Situations change and it is imperative that Birmingham has a system resilient enough to absorb similar future changes. One very large Trust, providing the majority of acute care and emergency medicine might mean that there is nobody to pick up the pieces in the future.
With the proposals to create a single CCG covering most of Birmingham there is the obvious question as to why only most of Birmingham? Why do the communities of West Birmingham not benefit from these economies of scale?
These are challenges that need to be posed as part of the STP process. These are challenges that will only be posed by people outside of the Health and Social Care system.
It might be suggested that NHS England have made this process secretive. This is disingenuous. The NHS cannot unilaterally get around the statutory requirement to consult with Councillors on significant variations of service. Councillors are best placed to give strategic consideration of the full range for proposed changes.

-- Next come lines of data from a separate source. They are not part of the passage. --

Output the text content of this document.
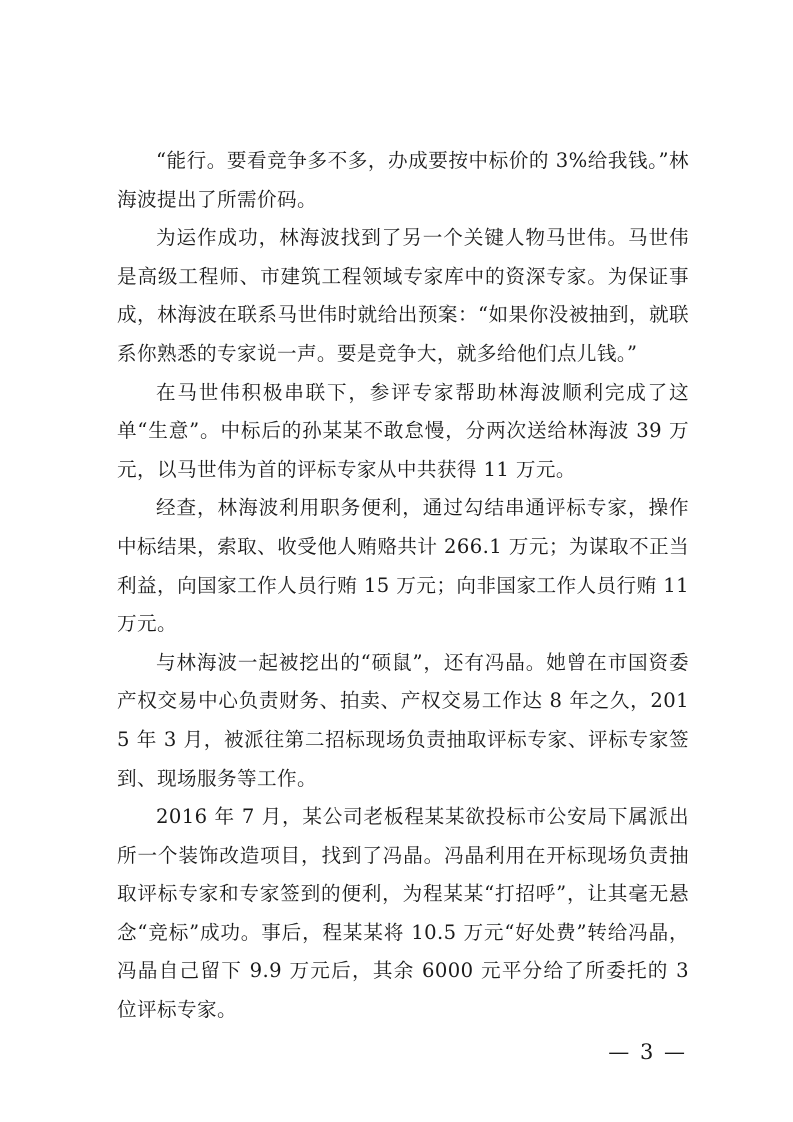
“能行。要看竞争多不多，办成要按中标价的 3%给我钱。”林海波提出了所需价码。

为运作成功，林海波找到了另一个关键人物马世伟。马世伟是高级工程师、市建筑工程领域专家库中的资深专家。为保证事成，林海波在联系马世伟时就给出预案：“如果你没被抽到，就联系你熟悉的专家说一声。要是竞争大，就多给他们点儿钱。”

在马世伟积极串联下，参评专家帮助林海波顺利完成了这单“生意”。中标后的孙某某不敢怠慢，分两次送给林海波 39 万元，以马世伟为首的评标专家从中共获得 11 万元。

经查，林海波利用职务便利，通过勾结串通评标专家，操作中标结果，索取、收受他人贿赂共计 266.1 万元；为谋取不正当利益，向国家工作人员行贿 15 万元；向非国家工作人员行贿 11 万元。

与林海波一起被挖出的“硕鼠”，还有冯晶。她曾在市国资委产权交易中心负责财务、拍卖、产权交易工作达 8 年之久，2015 年 3 月，被派往第二招标现场负责抽取评标专家、评标专家签到、现场服务等工作。

2016 年 7 月，某公司老板程某某欲投标市公安局下属派出所一个装饰改造项目，找到了冯晶。冯晶利用在开标现场负责抽取评标专家和专家签到的便利，为程某某“打招呼”，让其毫无悬念“竞标”成功。事后，程某某将 10.5 万元“好处费”转给冯晶，冯晶自己留下 9.9 万元后，其余 6000 元平分给了所委托的 3 位评标专家。

— 3 —
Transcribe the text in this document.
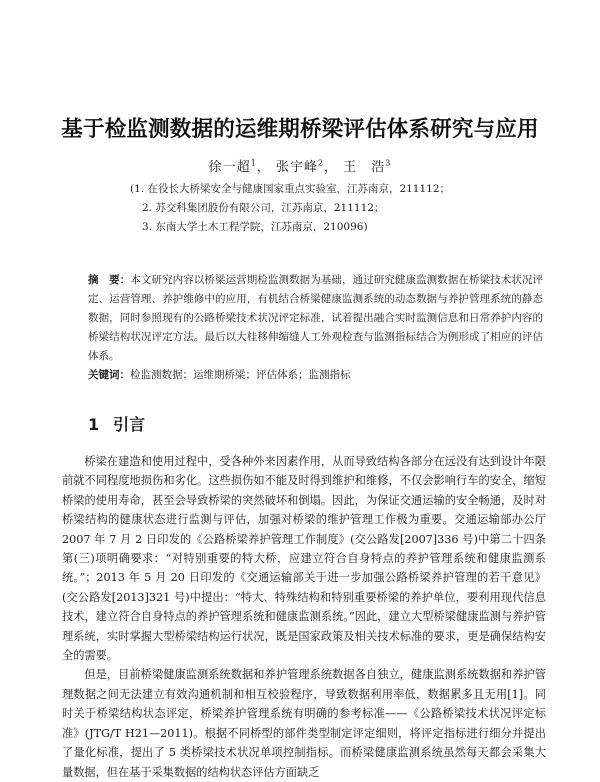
基于检监测数据的运维期桥梁评估体系研究与应用
徐一超$^1$， 张宇峰$^2$， 王　浩$^3$
(1. 在役长大桥梁安全与健康国家重点实验室，江苏南京，211112；
2. 苏交科集团股份有限公司，江苏南京，211112；
3. 东南大学土木工程学院，江苏南京，210096)
摘　要：本文研究内容以桥梁运营期检监测数据为基础，通过研究健康监测数据在桥梁技术状况评定、运营管理、养护维修中的应用，有机结合桥梁健康监测系统的动态数据与养护管理系统的静态数据，同时参照现有的公路桥梁技术状况评定标准，试着提出融合实时监测信息和日常养护内容的桥梁结构状况评定方法。最后以大桂移伸缩缝人工外观检查与监测指标结合为例形成了相应的评估体系。
关键词：检监测数据；运维期桥梁；评估体系；监测指标
1 引言

桥梁在建造和使用过程中，受各种外来因素作用，从而导致结构各部分在远没有达到设计年限前就不同程度地损伤和劣化。这些损伤如不能及时得到维护和维修，不仅会影响行车的安全，缩短桥梁的使用寿命，甚至会导致桥梁的突然破坏和倒塌。因此，为保证交通运输的安全畅通，及时对桥梁结构的健康状态进行监测与评估，加强对桥梁的维护管理工作极为重要。交通运输部办公厅 2007 年 7 月 2 日印发的《公路桥梁养护管理工作制度》(交公路发[2007]336 号)中第二十四条第(三)项明确要求：“对特别重要的特大桥，应建立符合自身特点的养护管理系统和健康监测系统。”；2013 年 5 月 20 日印发的《交通运输部关于进一步加强公路桥梁养护管理的若干意见》(交公路发[2013]321 号)中提出：“特大、特殊结构和特别重要桥梁的养护单位，要利用现代信息技术，建立符合自身特点的养护管理系统和健康监测系统。”因此，建立大型桥梁健康监测与养护管理系统，实时掌握大型桥梁结构运行状况，既是国家政策及相关技术标准的要求，更是确保结构安全的需要。

但是，目前桥梁健康监测系统数据和养护管理系统数据各自独立，健康监测系统数据和养护管理数据之间无法建立有效沟通机制和相互校验程序，导致数据利用率低，数据累多且无用[1]。同时关于桥梁结构状态评定，桥梁养护管理系统有明确的参考标准——《公路桥梁技术状况评定标准》(JTG/T H21—2011)。根据不同桥型的部件类型制定评定细则，将评定指标进行细分并提出了量化标准，提出了 5 类桥梁技术状况单项控制指标。而桥梁健康监测系统虽然每天都会采集大量数据，但在基于采集数据的结构状态评估方面缺乏
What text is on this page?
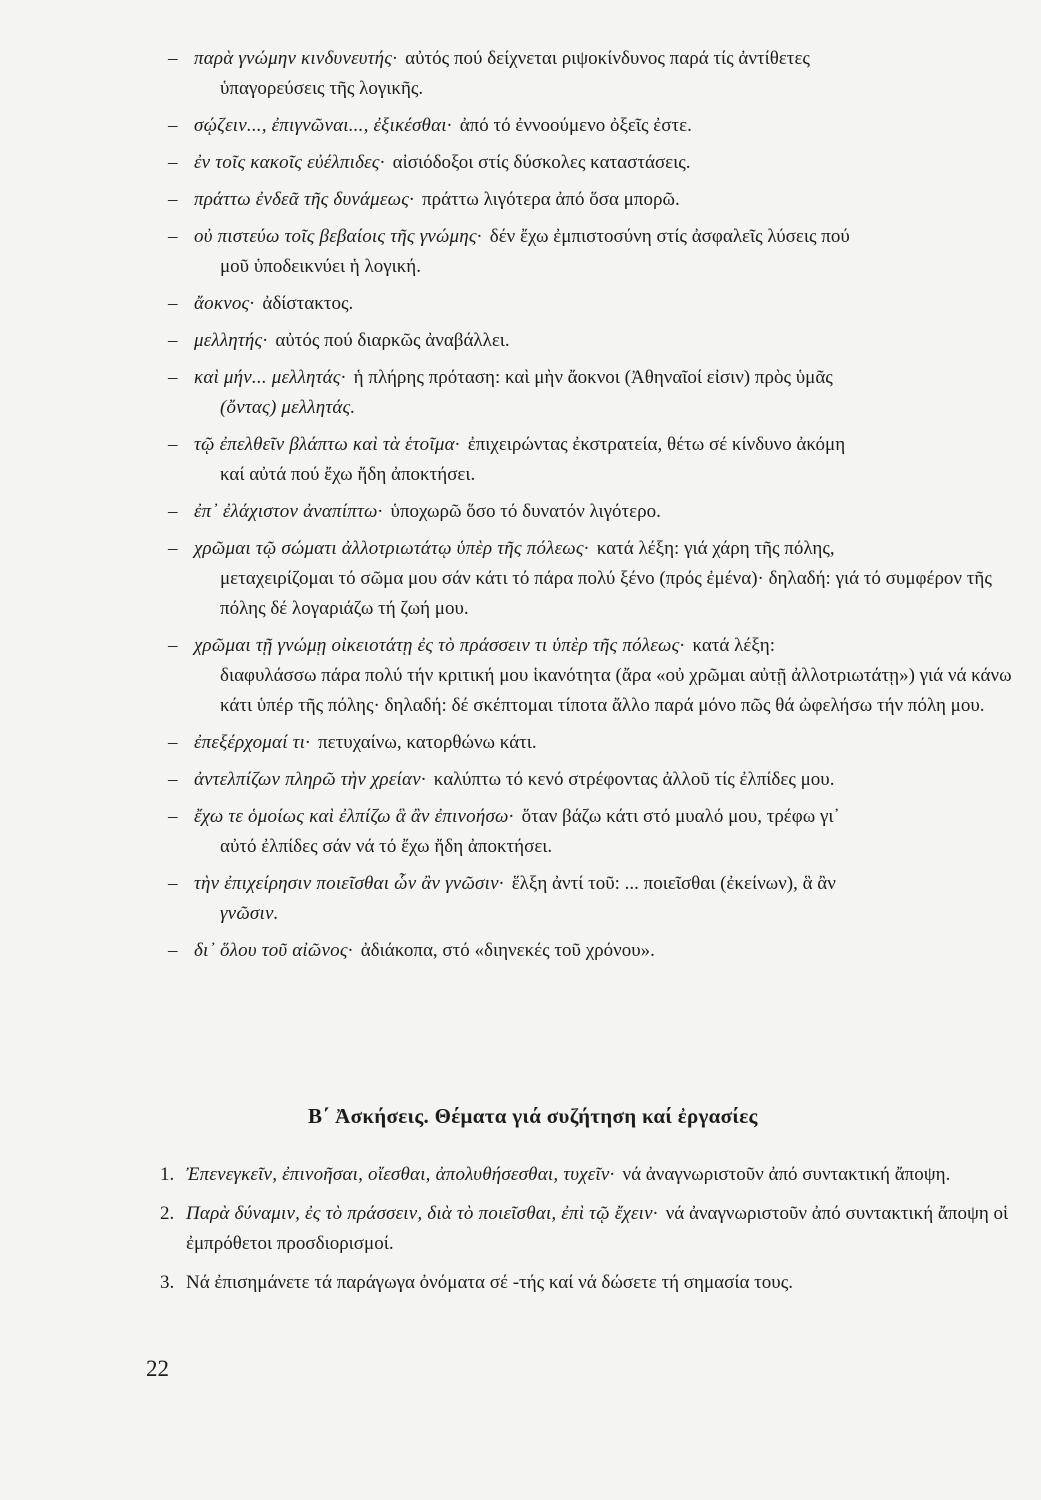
– παρὰ γνώμην κινδυνευτής· αὐτός πού δείχνεται ριψοκίνδυνος παρά τίς ἀντίθετες
ὑπαγορεύσεις τῆς λογικῆς.
– σῴζειν..., ἐπιγνῶναι..., ἐξικέσθαι· ἀπό τό ἐννοούμενο ὀξεῖς ἐστε.
– ἐν τοῖς κακοῖς εὐέλπιδες· αἰσιόδοξοι στίς δύσκολες καταστάσεις.
– πράττω ἐνδεᾶ τῆς δυνάμεως· πράττω λιγότερα ἀπό ὅσα μπορῶ.
– οὐ πιστεύω τοῖς βεβαίοις τῆς γνώμης· δέν ἔχω ἐμπιστοσύνη στίς ἀσφαλεῖς λύσεις πού
μοῦ ὑποδεικνύει ἡ λογική.
– ἄοκνος· ἀδίστακτος.
– μελλητής· αὐτός πού διαρκῶς ἀναβάλλει.
– καὶ μήν... μελλητάς· ἡ πλήρης πρόταση: καὶ μὴν ἄοκνοι (Ἀθηναῖοί εἰσιν) πρὸς ὑμᾶς
(ὄντας) μελλητάς.
– τῷ ἐπελθεῖν βλάπτω καὶ τὰ ἑτοῖμα· ἐπιχειρώντας ἐκστρατεία, θέτω σέ κίνδυνο ἀκόμη
καί αὐτά πού ἔχω ἤδη ἀποκτήσει.
– ἐπ᾽ ἐλάχιστον ἀναπίπτω· ὑποχωρῶ ὅσο τό δυνατόν λιγότερο.
– χρῶμαι τῷ σώματι ἀλλοτριωτάτῳ ὑπὲρ τῆς πόλεως· κατά λέξη: γιά χάρη τῆς πόλης,
μεταχειρίζομαι τό σῶμα μου σάν κάτι τό πάρα πολύ ξένο (πρός ἐμένα)· δηλαδή: γιά τό συμφέρον τῆς πόλης δέ λογαριάζω τή ζωή μου.
– χρῶμαι τῇ γνώμῃ οἰκειοτάτῃ ἐς τὸ πράσσειν τι ὑπὲρ τῆς πόλεως· κατά λέξη:
διαφυλάσσω πάρα πολύ τήν κριτική μου ἱκανότητα (ἄρα «οὐ χρῶμαι αὐτῇ ἀλλοτριωτάτῃ») γιά νά κάνω κάτι ὑπέρ τῆς πόλης· δηλαδή: δέ σκέπτομαι τίποτα ἄλλο παρά μόνο πῶς θά ὠφελήσω τήν πόλη μου.
– ἐπεξέρχομαί τι· πετυχαίνω, κατορθώνω κάτι.
– ἀντελπίζων πληρῶ τὴν χρείαν· καλύπτω τό κενό στρέφοντας ἀλλοῦ τίς ἐλπίδες μου.
– ἔχω τε ὁμοίως καὶ ἐλπίζω ἃ ἂν ἐπινοήσω· ὅταν βάζω κάτι στό μυαλό μου, τρέφω γι᾽
αὐτό ἐλπίδες σάν νά τό ἔχω ἤδη ἀποκτήσει.
– τὴν ἐπιχείρησιν ποιεῖσθαι ὧν ἂν γνῶσιν· ἕλξη ἀντί τοῦ: ... ποιεῖσθαι (ἐκείνων), ἃ ἂν
γνῶσιν.
– δι᾽ ὅλου τοῦ αἰῶνος· ἀδιάκοπα, στό «διηνεκές τοῦ χρόνου».
Β΄ Ἀσκήσεις. Θέματα γιά συζήτηση καί ἐργασίες
1. Ἐπενεγκεῖν, ἐπινοῆσαι, οἴεσθαι, ἀπολυθήσεσθαι, τυχεῖν· νά ἀναγνωριστοῦν ἀπό συντακτική ἄποψη.
2. Παρὰ δύναμιν, ἐς τὸ πράσσειν, διὰ τὸ ποιεῖσθαι, ἐπὶ τῷ ἔχειν· νά ἀναγνωριστοῦν ἀπό συντακτική ἄποψη οἱ ἐμπρόθετοι προσδιορισμοί.
3. Νά ἐπισημάνετε τά παράγωγα ὀνόματα σέ -τής καί νά δώσετε τή σημασία τους.
22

Within all of the process to transform there has been a worrying absence of the nationally funded patient voice. As with the historic Community Health Councils, Healthwatch has a statutory role to promote significant changes of services to the public and gather their views. Whether the organisation does not understand its role is not clear, but as yet it has been silent on significant plans that impact patients.
Someone needs to pick up the strategic scrutiny role to not only protect the public interest but also to make better services. There is a salutary lesson in the creation of Birmingham’s Clinical Commissioning Groups. Many patient groups expressed concern that the proposals were obviously unsustainable as plans unfolded. It was claimed, at the time, that there was no requirement to consult on structures so public views were not taken on board. Only a few short years later there is a realisation that the public had a point.
If you don’t engage the public in making plans you propagate the myth that health and social care is something that is done to people. You might be able to plan services without challenge from the public, they are not likely to be very good services. Please let’s try and avoid repeating the errors of the last major transformation of services.